"What are you doing?" I asked.
Our oldest child, Beatrice, deftly swept the tea bag back and forth across the paper. "A special project," she said.
"Are you painting with the tea bag?" I asked rhetorically. Of course that was what she was doing.
"Yes, I am."
"Very cool."
She then explained to me how once the paper dried, she would pour rice onto the paper and trace around whatever shapes it made.
"What's it going to be?"
Bea smiled. "I'll show you later."
I couldn't wait. She's been into art since she was little and has become quite the artist. Yes, that's easy for me to say, being her proud father who loves her and who is biased, but she really has a unique eye. Nearly every day after school she's sketching and drawing, and nearly every night before bed she's sketching and drawing. She prefers pencil and ink, but has worked in different mediums over the years.
She recently drew a self-portrait, which I wish I could share, but she didn't want me to. She beautifully captured the awkward unsureness of a teenager, while at the same time, a calm and confident determination centered inside the adolescent maelstrom. That is one thing we've worked hard to help instill in both our daughters, and it really did emanate from her self-portrait.
Back to her latest artwork -- she poured rice onto the dried tea-stained paper and traced the seemingly random shapes the rice created on the page.
"What are you doing?" I asked.
"Something," Bea said.
I couldn't wait to see what she'd do with it, although I did ask her not to make a mess, and to clean up the ultimate mess she would make. C'mon, I'm Dad.

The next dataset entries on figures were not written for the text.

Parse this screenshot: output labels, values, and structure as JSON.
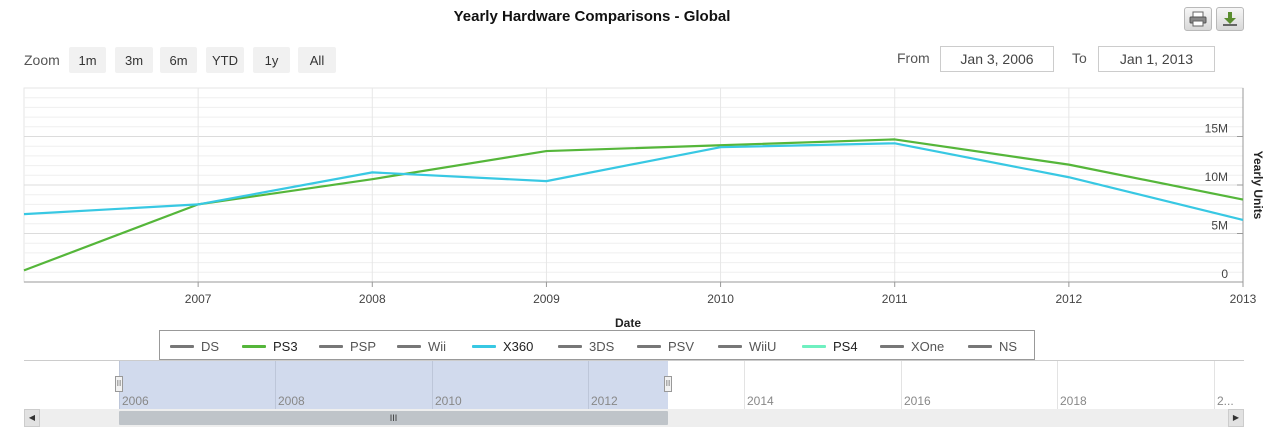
{
  "title": "Yearly Hardware Comparisons - Global",
  "toolbar": {
    "print_icon": "printer-icon",
    "download_icon": "download-icon"
  },
  "zoom": {
    "label": "Zoom",
    "buttons": [
      "1m",
      "3m",
      "6m",
      "YTD",
      "1y",
      "All"
    ]
  },
  "range": {
    "from_label": "From",
    "from_value": "Jan 3, 2006",
    "to_label": "To",
    "to_value": "Jan 1, 2013"
  },
  "chart_data": {
    "type": "line",
    "title": "Yearly Hardware Comparisons - Global",
    "xlabel": "Date",
    "ylabel": "Yearly Units",
    "x_ticks": [
      "2007",
      "2008",
      "2009",
      "2010",
      "2011",
      "2012",
      "2013"
    ],
    "y_ticks": [
      "0",
      "5M",
      "10M",
      "15M"
    ],
    "xlim": [
      2006.0,
      2013.0
    ],
    "ylim": [
      0,
      20
    ],
    "x": [
      2006.0,
      2007.0,
      2008.0,
      2009.0,
      2010.0,
      2011.0,
      2012.0,
      2013.0
    ],
    "series": [
      {
        "name": "PS3",
        "color": "#55b63a",
        "values": [
          1.2,
          8.0,
          10.6,
          13.5,
          14.1,
          14.7,
          12.1,
          8.5
        ]
      },
      {
        "name": "X360",
        "color": "#38c8e3",
        "values": [
          7.0,
          8.0,
          11.3,
          10.4,
          13.9,
          14.3,
          10.8,
          6.4
        ]
      }
    ],
    "grid": true,
    "legend_position": "bottom"
  },
  "legend": [
    {
      "name": "DS",
      "color": "#777777",
      "active": false
    },
    {
      "name": "PS3",
      "color": "#55b63a",
      "active": true
    },
    {
      "name": "PSP",
      "color": "#777777",
      "active": false
    },
    {
      "name": "Wii",
      "color": "#777777",
      "active": false
    },
    {
      "name": "X360",
      "color": "#38c8e3",
      "active": true
    },
    {
      "name": "3DS",
      "color": "#777777",
      "active": false
    },
    {
      "name": "PSV",
      "color": "#777777",
      "active": false
    },
    {
      "name": "WiiU",
      "color": "#777777",
      "active": false
    },
    {
      "name": "PS4",
      "color": "#6ff0c0",
      "active": true
    },
    {
      "name": "XOne",
      "color": "#777777",
      "active": false
    },
    {
      "name": "NS",
      "color": "#777777",
      "active": false
    }
  ],
  "navigator": {
    "labels": [
      "2006",
      "2008",
      "2010",
      "2012",
      "2014",
      "2016",
      "2018",
      "2..."
    ],
    "handle_glyph": "II",
    "scroll_glyph": "III",
    "scroll_left": "◀",
    "scroll_right": "▶"
  }
}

Beatrice finished her latest piece of artwork and shared it. It was an imaginative map of a fantastical land, something I used to do after reading Lord of the Rings when I was her age. Except hers came from a spontaneous idea of drawing random shapes around rice on paper and then making it all up in her head.

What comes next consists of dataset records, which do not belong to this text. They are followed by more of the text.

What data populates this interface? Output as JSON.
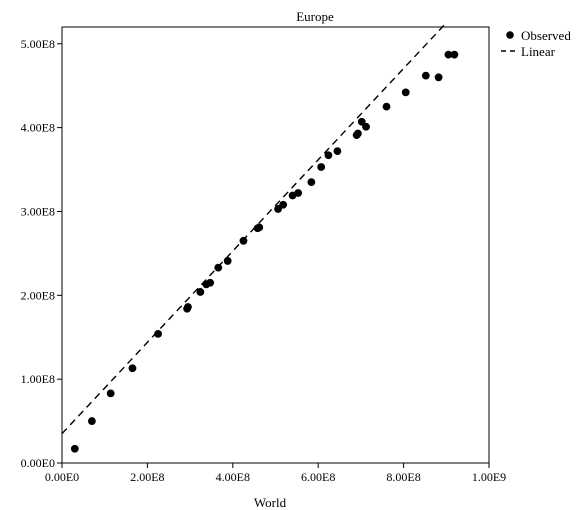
{
  "chart_data": {
    "type": "scatter",
    "title": "Europe",
    "xlabel": "World",
    "ylabel": "",
    "xlim": [
      0,
      1000000000.0
    ],
    "ylim": [
      0,
      520000000.0
    ],
    "x_ticks": [
      {
        "value": 0,
        "label": "0.00E0"
      },
      {
        "value": 200000000.0,
        "label": "2.00E8"
      },
      {
        "value": 400000000.0,
        "label": "4.00E8"
      },
      {
        "value": 600000000.0,
        "label": "6.00E8"
      },
      {
        "value": 800000000.0,
        "label": "8.00E8"
      },
      {
        "value": 1000000000.0,
        "label": "1.00E9"
      }
    ],
    "y_ticks": [
      {
        "value": 0,
        "label": "0.00E0"
      },
      {
        "value": 100000000.0,
        "label": "1.00E8"
      },
      {
        "value": 200000000.0,
        "label": "2.00E8"
      },
      {
        "value": 300000000.0,
        "label": "3.00E8"
      },
      {
        "value": 400000000.0,
        "label": "4.00E8"
      },
      {
        "value": 500000000.0,
        "label": "5.00E8"
      }
    ],
    "grid": false,
    "legend": {
      "placement": "top-right-outside",
      "entries": [
        "Observed",
        "Linear"
      ]
    },
    "series": [
      {
        "name": "Observed",
        "marker": "filled-circle",
        "color": "#000000",
        "points": [
          [
            30000000.0,
            17000000.0
          ],
          [
            70000000.0,
            50000000.0
          ],
          [
            114000000.0,
            83000000.0
          ],
          [
            165000000.0,
            113000000.0
          ],
          [
            225000000.0,
            154000000.0
          ],
          [
            293000000.0,
            184000000.0
          ],
          [
            295000000.0,
            186000000.0
          ],
          [
            324000000.0,
            204000000.0
          ],
          [
            338000000.0,
            213000000.0
          ],
          [
            347000000.0,
            215000000.0
          ],
          [
            366000000.0,
            233000000.0
          ],
          [
            388000000.0,
            241000000.0
          ],
          [
            425000000.0,
            265000000.0
          ],
          [
            458000000.0,
            280000000.0
          ],
          [
            462000000.0,
            281000000.0
          ],
          [
            506000000.0,
            303000000.0
          ],
          [
            518000000.0,
            308000000.0
          ],
          [
            540000000.0,
            319000000.0
          ],
          [
            553000000.0,
            322000000.0
          ],
          [
            584000000.0,
            335000000.0
          ],
          [
            607000000.0,
            353000000.0
          ],
          [
            624000000.0,
            367000000.0
          ],
          [
            645000000.0,
            372000000.0
          ],
          [
            690000000.0,
            391000000.0
          ],
          [
            693000000.0,
            393000000.0
          ],
          [
            702000000.0,
            407000000.0
          ],
          [
            712000000.0,
            401000000.0
          ],
          [
            760000000.0,
            425000000.0
          ],
          [
            805000000.0,
            442000000.0
          ],
          [
            852000000.0,
            462000000.0
          ],
          [
            882000000.0,
            460000000.0
          ],
          [
            905000000.0,
            487000000.0
          ],
          [
            919000000.0,
            487000000.0
          ]
        ]
      },
      {
        "name": "Linear",
        "style": "dashed",
        "color": "#000000",
        "line": [
          [
            0,
            35000000.0
          ],
          [
            900000000.0,
            525000000.0
          ]
        ]
      }
    ]
  }
}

Creative learning and expression are so important to our family. Especially through music, art, and meditation. Both Beatrice and her sister Bryce love art. Bryce is also now in musical theater and loving it. Amy is an avid puzzle person and meditates regularly to keep her brain and spirit sound and in shape. I meditate as well along with drumming. These learning quests began in earnest during the first year of the pandemic and haven't let up.
That's because creative learning through music, art, and meditation helps us all process life and map its endless possibilities, even when it seems like there aren't many. These mental maps are the creative expressions from learning and experience that empower us keep us magically elastic and living our best lives. Our latest meditative mantra was also "my life unfolds in divine order." Amen to that. Keep the maps coming, Beatrice.